Nursing Interventions for Bone Cancer

1). Pain management
Psychological pain management techniques (deep breath relaxation techniques, visualization, and guided imagery) and pharmacological (providing analgesic).

2). Teach effective coping mechanisms
Motivation clients and families to express their feelings, and give moral support and encourage families to consult a psychologist or clergy.

3). Provide adequate nutrition
Decreased appetite, nausea, vomiting often occur as a side effect of chemotherapy and radiation, so it should be given adequate nutrition. Antiemetic and relaxation techniques can reduce gastrointestinal reactions. Parenteral nutrition can be carried out in accordance with the indications of the doctor.

4).

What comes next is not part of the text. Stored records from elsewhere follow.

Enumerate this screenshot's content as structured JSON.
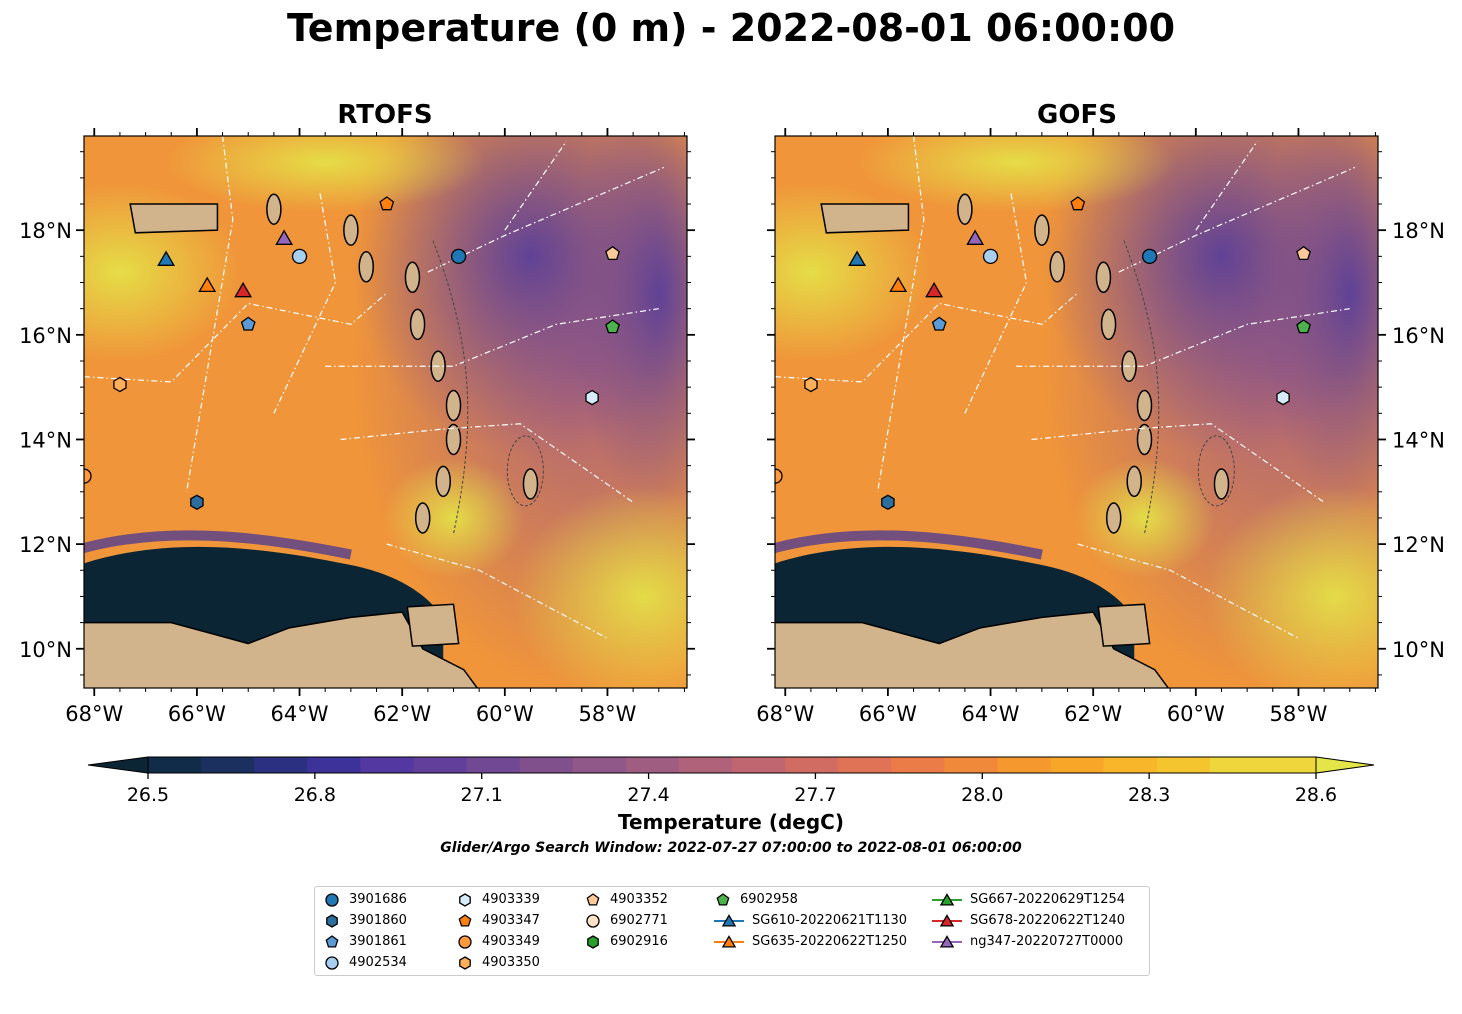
{
  "title": "Temperature (0 m) - 2022-08-01 06:00:00",
  "panels": [
    {
      "title": "RTOFS"
    },
    {
      "title": "GOFS"
    }
  ],
  "axes": {
    "x_ticks": [
      "68°W",
      "66°W",
      "64°W",
      "62°W",
      "60°W",
      "58°W"
    ],
    "y_ticks": [
      "18°N",
      "16°N",
      "14°N",
      "12°N",
      "10°N"
    ]
  },
  "colorbar": {
    "label": "Temperature (degC)",
    "ticks": [
      "26.5",
      "26.8",
      "27.1",
      "27.4",
      "27.7",
      "28.0",
      "28.3",
      "28.6"
    ],
    "colors": [
      "#0b2534",
      "#102c48",
      "#1c3060",
      "#2b3080",
      "#3d329a",
      "#5238a0",
      "#613f9a",
      "#704893",
      "#80508d",
      "#905888",
      "#a05d82",
      "#b0627a",
      "#c06670",
      "#d06c62",
      "#e07356",
      "#eb7c47",
      "#f08a3a",
      "#f5982e",
      "#f7a628",
      "#f8b62a",
      "#f5c530",
      "#eed63c",
      "#e4e548"
    ]
  },
  "search_window": "Glider/Argo Search Window: 2022-07-27 07:00:00 to 2022-08-01 06:00:00",
  "legend": [
    {
      "label": "3901686",
      "marker": "circle",
      "color": "#1f77b4"
    },
    {
      "label": "3901860",
      "marker": "hexagon",
      "color": "#2c6f9e"
    },
    {
      "label": "3901861",
      "marker": "pentagon",
      "color": "#5b9bd5"
    },
    {
      "label": "4902534",
      "marker": "circle",
      "color": "#a8cef0"
    },
    {
      "label": "4903339",
      "marker": "hexagon",
      "color": "#d7ecfa"
    },
    {
      "label": "4903347",
      "marker": "pentagon",
      "color": "#ff7f0e"
    },
    {
      "label": "4903349",
      "marker": "circle",
      "color": "#ff9a3c"
    },
    {
      "label": "4903350",
      "marker": "hexagon",
      "color": "#ffae5a"
    },
    {
      "label": "4903352",
      "marker": "pentagon",
      "color": "#ffc99a"
    },
    {
      "label": "6902771",
      "marker": "circle",
      "color": "#ffe2c8"
    },
    {
      "label": "6902916",
      "marker": "hexagon",
      "color": "#2ca02c"
    },
    {
      "label": "6902958",
      "marker": "pentagon",
      "color": "#4cb24c"
    },
    {
      "label": "SG610-20220621T1130",
      "marker": "triangle-line",
      "color": "#1f77b4"
    },
    {
      "label": "SG635-20220622T1250",
      "marker": "triangle-line",
      "color": "#ff7f0e"
    },
    {
      "label": "SG667-20220629T1254",
      "marker": "triangle-line",
      "color": "#2ca02c"
    },
    {
      "label": "SG678-20220622T1240",
      "marker": "triangle-line",
      "color": "#d62728"
    },
    {
      "label": "ng347-20220727T0000",
      "marker": "triangle-line",
      "color": "#9467bd"
    }
  ],
  "markers": [
    {
      "id": "3901686",
      "lon": -60.9,
      "lat": 17.5
    },
    {
      "id": "3901860",
      "lon": -66.0,
      "lat": 12.8
    },
    {
      "id": "3901861",
      "lon": -65.0,
      "lat": 16.2
    },
    {
      "id": "4902534",
      "lon": -64.0,
      "lat": 17.5
    },
    {
      "id": "4903339",
      "lon": -58.3,
      "lat": 14.8
    },
    {
      "id": "4903347",
      "lon": -62.3,
      "lat": 18.5
    },
    {
      "id": "4903349",
      "lon": -68.2,
      "lat": 13.3
    },
    {
      "id": "4903350",
      "lon": -67.5,
      "lat": 15.05
    },
    {
      "id": "4903352",
      "lon": -57.9,
      "lat": 17.55
    },
    {
      "id": "6902958",
      "lon": -57.9,
      "lat": 16.15
    },
    {
      "id": "SG610-20220621T1130",
      "lon": -66.6,
      "lat": 17.45
    },
    {
      "id": "SG635-20220622T1250",
      "lon": -65.8,
      "lat": 16.95
    },
    {
      "id": "SG678-20220622T1240",
      "lon": -65.1,
      "lat": 16.85
    },
    {
      "id": "ng347-20220727T0000",
      "lon": -64.3,
      "lat": 17.85
    }
  ]
}
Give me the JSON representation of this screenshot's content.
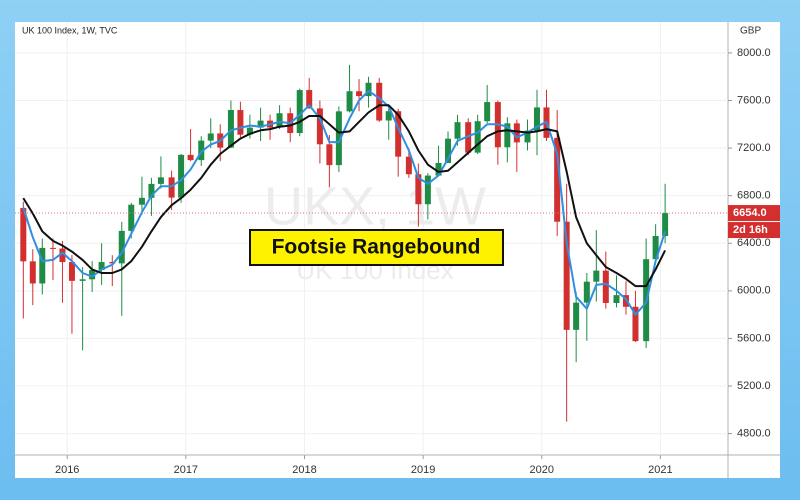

Health education
Patients and families are given health education on the likelihood of complications, treatment programs, and wound care techniques at home (Smeltzer. 2001: 2350).

5) If necessary; traction, Traction Treatment Principles
  • Provide comfort measures (eg frequently change position, back massage) and therapeutic activity.
  • Give the drug as an indication of examples; analgesic muscle relaxant.
  • Give local heating as indicated.
  • Give strength in early bandage / replacement in accordance with the indications, use aseptic technique correctly.
  • Keep linen remains dry, free of wrinkles.
  • Encourage the client to use loose cotton clothing.
  • Encourage the client to use stress management, for example: guided imagery, deep breathing.
  • Assess the degree of immobilization produced.
  • Identification signs or symptoms that require medical evaluation, eg edema, erythema.